普通にしていれば、結構タイプの女の子なのに。と、スフィアをじっと見つめて少し残念そうに、
「えっと、スフィア・セーラムさんでしたっけ? 魔女とかいうご職業に就いているみたいですけど、英雄になるためのサポートがお仕事とかですか?」
と、切り出した。
「魔女は職業じゃなくて種族よ! まさかとは思うけど、本当に何も知らないとか言わないわよね?」
魔女の存在がどれほど有名でどれだけ多くの人に認知されているのだろうか。口ぶりからして、かなり有名なのは伝わってきたが、知らないものは知らない。当然、ラナが答える台詞は、
「悪いけど、全然知らない。というか初耳」
と、なるわけだ。
何も知らないことを恥ずかしいと思う素振りも見せないラナに対して、
「呆れた。それで英雄になれると思っていたの?」
と、深い溜め息を吐きながらスフィアは訊いた。
「魔女のことを知っていようが知っていまいが、英雄になれるかどうかは関係ないだろ」
「関係あるわよ。それ以前に高貴な存在である魔女と無能で非力な人間との違いは理解してもらわないと困る」
「なんか、よく分からないけどイラっとするな」
「簡単に例えるけど、魔女は種も仕掛けもない手品師みたいなものよ。
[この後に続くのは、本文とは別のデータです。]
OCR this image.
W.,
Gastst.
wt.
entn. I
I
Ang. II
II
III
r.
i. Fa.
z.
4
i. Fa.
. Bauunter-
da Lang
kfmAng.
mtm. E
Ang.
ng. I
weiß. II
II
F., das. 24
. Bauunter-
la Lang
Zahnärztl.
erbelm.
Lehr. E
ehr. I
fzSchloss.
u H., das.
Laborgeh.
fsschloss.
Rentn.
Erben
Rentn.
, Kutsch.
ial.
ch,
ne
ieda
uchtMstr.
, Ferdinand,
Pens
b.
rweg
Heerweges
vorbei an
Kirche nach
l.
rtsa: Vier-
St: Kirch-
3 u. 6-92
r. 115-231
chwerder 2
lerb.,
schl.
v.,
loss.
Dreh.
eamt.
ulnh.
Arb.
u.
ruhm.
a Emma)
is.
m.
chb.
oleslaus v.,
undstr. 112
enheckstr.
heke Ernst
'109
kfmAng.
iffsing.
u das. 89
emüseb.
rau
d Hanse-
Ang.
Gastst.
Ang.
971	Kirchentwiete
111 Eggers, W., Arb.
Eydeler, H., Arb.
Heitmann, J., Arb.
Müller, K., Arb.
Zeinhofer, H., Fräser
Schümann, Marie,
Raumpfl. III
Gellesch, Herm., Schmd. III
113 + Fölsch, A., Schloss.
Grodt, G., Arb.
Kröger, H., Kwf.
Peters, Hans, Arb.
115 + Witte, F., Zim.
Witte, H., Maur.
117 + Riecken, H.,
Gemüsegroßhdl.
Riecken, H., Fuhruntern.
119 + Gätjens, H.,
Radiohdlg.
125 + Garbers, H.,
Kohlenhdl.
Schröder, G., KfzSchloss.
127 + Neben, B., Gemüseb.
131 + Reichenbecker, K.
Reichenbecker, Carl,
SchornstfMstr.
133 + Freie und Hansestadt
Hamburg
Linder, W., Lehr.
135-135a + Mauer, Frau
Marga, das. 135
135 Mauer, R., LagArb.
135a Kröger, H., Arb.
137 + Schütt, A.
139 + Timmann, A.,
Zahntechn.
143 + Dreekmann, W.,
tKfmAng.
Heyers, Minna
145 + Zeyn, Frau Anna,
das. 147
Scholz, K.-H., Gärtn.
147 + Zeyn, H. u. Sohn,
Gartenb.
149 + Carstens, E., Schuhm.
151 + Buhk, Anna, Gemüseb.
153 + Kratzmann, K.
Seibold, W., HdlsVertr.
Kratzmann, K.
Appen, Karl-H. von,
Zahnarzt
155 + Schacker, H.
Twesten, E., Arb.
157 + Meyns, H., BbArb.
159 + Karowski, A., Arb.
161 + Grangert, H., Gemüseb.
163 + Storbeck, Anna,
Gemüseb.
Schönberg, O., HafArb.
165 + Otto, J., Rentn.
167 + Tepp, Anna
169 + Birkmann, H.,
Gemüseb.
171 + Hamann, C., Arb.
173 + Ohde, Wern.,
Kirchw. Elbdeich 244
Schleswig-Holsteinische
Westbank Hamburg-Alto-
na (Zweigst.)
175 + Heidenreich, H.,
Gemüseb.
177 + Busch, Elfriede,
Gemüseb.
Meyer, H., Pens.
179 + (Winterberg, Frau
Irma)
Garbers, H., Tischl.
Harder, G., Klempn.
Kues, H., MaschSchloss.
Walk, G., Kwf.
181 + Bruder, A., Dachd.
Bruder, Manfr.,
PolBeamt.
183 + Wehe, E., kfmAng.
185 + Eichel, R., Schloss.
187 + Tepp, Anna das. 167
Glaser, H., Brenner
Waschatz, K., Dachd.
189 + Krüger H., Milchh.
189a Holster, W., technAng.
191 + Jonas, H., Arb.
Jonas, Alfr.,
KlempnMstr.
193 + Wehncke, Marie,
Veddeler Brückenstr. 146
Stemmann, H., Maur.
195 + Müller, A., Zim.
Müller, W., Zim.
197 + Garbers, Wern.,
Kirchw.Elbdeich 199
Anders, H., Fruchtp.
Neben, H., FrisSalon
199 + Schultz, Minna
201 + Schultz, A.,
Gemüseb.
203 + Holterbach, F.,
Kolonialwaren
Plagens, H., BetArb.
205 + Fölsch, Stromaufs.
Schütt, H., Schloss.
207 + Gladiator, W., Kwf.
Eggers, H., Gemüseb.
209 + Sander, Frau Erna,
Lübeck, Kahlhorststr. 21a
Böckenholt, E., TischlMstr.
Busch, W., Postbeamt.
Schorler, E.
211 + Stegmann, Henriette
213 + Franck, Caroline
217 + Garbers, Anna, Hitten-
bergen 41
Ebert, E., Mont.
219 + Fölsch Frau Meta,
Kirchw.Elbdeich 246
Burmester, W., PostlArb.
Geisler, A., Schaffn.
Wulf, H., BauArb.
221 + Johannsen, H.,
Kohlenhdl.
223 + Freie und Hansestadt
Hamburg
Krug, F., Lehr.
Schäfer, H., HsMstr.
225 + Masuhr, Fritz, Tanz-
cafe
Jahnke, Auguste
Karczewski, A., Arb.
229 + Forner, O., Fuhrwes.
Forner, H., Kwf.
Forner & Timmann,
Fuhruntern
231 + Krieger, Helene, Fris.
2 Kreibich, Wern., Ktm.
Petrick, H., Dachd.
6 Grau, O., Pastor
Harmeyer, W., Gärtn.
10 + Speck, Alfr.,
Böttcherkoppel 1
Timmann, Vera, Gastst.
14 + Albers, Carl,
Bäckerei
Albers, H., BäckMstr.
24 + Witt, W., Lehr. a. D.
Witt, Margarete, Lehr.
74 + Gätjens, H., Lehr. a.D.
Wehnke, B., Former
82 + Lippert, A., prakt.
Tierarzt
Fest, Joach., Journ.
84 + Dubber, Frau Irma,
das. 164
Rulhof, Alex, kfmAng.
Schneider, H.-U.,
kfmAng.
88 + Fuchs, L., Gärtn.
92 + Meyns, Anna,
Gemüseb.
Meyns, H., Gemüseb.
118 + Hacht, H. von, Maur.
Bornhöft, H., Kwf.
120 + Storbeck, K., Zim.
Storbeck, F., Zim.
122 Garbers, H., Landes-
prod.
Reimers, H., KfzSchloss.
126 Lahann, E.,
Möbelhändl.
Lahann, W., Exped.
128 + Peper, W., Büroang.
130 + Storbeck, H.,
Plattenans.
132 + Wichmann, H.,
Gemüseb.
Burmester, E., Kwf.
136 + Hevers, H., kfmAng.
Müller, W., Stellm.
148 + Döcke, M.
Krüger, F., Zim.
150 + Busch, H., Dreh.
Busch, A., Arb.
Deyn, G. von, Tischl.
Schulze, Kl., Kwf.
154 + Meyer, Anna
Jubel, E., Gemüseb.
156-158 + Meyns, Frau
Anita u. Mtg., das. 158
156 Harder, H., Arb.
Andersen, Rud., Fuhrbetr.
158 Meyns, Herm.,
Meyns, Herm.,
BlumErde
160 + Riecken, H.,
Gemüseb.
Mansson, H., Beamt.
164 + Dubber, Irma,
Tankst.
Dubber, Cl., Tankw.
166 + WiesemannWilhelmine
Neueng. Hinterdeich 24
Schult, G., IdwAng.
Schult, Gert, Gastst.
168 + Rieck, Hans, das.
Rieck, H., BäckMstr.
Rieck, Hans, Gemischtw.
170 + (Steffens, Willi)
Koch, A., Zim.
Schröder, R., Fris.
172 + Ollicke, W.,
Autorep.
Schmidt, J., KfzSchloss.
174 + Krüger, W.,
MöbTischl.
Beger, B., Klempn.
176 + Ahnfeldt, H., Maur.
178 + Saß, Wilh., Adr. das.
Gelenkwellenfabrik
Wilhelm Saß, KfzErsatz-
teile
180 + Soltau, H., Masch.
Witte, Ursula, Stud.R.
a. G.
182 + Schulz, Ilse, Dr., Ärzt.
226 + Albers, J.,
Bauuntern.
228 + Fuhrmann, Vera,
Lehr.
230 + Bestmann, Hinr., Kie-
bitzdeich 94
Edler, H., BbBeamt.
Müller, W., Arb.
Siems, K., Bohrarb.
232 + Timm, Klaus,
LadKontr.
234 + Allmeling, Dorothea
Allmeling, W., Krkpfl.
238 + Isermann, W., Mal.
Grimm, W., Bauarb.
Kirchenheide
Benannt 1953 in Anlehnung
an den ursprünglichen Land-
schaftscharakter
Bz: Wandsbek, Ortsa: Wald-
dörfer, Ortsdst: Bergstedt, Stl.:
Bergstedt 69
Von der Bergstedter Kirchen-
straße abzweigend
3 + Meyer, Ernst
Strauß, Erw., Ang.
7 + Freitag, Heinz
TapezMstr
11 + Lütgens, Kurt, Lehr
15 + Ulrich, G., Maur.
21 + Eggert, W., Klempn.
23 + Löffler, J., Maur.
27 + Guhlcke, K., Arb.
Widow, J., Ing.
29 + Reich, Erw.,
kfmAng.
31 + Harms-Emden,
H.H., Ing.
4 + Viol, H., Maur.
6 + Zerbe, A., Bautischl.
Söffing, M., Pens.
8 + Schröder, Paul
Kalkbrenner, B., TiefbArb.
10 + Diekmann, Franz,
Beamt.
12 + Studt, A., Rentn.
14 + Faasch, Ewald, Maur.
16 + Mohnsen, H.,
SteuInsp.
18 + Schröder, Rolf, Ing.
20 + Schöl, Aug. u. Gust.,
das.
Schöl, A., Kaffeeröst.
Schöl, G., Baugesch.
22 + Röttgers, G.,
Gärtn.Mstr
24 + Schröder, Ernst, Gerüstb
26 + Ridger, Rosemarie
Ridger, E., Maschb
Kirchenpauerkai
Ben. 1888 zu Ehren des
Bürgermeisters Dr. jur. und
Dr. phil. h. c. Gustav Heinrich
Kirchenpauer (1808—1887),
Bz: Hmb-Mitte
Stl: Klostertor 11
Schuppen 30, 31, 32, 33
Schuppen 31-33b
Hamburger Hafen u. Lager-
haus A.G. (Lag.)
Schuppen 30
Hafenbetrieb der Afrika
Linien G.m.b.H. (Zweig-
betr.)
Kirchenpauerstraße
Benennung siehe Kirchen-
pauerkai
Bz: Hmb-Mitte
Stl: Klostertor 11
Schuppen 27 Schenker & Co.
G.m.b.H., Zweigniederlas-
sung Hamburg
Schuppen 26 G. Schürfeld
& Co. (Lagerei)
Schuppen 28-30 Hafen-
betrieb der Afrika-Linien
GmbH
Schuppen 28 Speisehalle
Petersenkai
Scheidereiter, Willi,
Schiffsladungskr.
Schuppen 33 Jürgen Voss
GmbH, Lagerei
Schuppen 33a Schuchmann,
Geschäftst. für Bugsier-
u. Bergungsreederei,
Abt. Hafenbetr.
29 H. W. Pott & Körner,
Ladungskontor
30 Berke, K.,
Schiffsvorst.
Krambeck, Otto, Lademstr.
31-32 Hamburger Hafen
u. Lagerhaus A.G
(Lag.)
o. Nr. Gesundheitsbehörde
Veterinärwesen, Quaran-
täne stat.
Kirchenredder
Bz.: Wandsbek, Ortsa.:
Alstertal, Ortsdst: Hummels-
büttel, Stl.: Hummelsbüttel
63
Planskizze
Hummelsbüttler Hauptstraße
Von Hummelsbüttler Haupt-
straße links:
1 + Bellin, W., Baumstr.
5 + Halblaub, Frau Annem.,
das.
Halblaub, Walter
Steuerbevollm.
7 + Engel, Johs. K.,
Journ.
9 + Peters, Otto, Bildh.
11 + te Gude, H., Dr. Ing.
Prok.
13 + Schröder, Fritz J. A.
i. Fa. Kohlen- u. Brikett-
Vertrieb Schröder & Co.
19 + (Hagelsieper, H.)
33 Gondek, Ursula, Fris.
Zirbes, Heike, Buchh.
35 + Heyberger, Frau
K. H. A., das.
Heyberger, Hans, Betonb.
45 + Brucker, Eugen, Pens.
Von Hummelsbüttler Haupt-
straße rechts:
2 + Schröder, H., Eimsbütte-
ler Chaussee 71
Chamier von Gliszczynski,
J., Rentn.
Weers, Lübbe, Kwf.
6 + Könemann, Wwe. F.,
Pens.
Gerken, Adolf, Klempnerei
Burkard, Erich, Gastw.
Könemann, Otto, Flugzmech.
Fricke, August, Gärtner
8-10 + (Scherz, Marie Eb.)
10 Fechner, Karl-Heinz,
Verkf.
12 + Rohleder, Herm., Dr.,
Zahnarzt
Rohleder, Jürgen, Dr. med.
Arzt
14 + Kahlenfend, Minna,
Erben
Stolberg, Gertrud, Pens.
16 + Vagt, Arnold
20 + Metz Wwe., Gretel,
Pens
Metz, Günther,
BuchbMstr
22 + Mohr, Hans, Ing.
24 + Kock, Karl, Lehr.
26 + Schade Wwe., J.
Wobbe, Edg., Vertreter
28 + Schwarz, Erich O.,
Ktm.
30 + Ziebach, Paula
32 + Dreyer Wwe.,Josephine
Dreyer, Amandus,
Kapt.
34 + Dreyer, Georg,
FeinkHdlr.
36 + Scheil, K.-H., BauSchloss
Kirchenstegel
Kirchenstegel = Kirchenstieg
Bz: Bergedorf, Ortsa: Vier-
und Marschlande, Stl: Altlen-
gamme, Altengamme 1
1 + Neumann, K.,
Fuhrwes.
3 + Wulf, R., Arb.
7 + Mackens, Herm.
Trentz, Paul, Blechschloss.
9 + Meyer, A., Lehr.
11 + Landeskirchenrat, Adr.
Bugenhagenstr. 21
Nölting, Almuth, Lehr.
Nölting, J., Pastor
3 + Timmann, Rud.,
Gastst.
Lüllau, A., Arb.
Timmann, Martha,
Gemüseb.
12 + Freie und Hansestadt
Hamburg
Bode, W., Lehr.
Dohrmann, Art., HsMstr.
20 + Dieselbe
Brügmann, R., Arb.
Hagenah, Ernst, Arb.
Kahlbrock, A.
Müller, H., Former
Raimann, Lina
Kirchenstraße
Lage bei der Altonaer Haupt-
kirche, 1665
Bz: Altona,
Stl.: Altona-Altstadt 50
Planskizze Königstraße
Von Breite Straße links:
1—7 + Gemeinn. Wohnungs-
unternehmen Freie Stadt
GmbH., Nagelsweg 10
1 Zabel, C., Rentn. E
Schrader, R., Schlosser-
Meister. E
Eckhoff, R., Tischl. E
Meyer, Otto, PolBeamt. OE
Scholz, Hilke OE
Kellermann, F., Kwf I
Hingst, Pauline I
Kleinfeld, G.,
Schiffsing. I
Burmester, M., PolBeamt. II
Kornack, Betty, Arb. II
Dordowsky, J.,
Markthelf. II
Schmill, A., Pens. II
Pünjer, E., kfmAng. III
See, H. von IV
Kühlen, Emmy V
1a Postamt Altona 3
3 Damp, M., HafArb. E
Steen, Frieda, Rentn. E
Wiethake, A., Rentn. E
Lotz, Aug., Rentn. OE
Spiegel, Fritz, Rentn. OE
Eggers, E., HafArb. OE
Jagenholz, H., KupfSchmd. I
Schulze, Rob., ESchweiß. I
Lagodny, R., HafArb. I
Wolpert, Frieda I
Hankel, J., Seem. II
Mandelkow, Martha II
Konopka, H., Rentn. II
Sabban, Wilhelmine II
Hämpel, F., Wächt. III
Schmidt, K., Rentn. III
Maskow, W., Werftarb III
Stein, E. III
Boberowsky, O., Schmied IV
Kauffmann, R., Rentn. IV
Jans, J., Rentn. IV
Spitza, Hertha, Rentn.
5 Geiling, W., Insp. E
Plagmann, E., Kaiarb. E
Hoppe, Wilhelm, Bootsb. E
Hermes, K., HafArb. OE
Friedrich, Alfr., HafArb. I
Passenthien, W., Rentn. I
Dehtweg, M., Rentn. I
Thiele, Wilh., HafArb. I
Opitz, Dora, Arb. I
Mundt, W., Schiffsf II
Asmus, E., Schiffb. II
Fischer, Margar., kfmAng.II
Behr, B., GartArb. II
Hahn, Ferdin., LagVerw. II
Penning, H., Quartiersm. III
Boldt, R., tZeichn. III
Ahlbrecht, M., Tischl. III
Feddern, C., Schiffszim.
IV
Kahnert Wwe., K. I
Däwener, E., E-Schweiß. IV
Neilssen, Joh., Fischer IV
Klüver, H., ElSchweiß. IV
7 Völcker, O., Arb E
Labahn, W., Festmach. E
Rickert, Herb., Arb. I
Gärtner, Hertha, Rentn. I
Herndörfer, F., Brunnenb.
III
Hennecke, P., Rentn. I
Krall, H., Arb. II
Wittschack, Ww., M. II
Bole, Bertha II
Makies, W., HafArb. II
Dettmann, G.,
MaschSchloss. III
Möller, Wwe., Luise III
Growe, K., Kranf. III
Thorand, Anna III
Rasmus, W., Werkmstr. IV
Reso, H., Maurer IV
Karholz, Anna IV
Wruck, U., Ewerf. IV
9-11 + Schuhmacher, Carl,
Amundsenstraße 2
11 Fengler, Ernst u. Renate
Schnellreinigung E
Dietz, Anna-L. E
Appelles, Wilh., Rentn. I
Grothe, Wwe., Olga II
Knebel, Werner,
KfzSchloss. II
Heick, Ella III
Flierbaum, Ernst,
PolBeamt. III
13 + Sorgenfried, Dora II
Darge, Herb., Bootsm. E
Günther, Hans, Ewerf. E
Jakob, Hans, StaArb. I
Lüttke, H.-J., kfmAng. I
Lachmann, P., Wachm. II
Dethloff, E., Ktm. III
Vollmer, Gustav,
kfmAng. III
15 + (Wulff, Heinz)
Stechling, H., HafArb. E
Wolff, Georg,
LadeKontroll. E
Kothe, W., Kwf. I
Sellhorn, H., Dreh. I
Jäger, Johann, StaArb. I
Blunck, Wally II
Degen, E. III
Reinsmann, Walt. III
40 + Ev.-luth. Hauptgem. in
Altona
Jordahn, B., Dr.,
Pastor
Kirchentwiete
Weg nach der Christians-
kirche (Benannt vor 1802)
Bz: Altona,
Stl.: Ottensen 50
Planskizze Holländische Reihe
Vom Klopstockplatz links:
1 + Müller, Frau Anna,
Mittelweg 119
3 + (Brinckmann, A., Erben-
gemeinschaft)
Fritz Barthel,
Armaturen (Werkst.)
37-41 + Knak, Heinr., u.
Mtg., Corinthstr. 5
少しは理解できたかしら?」
「何となく」
「それって理解できていないってことよね」
「そうとも言うな」
手品師みたいなものだと言われれば、魔女というものがどういうものなのかイメージすることは出来たが正直、熊が突然消えたことと、スフィアが空中に浮いていたこと。この二つだけは手品師みたいなものという説明だけでは理解できなかった。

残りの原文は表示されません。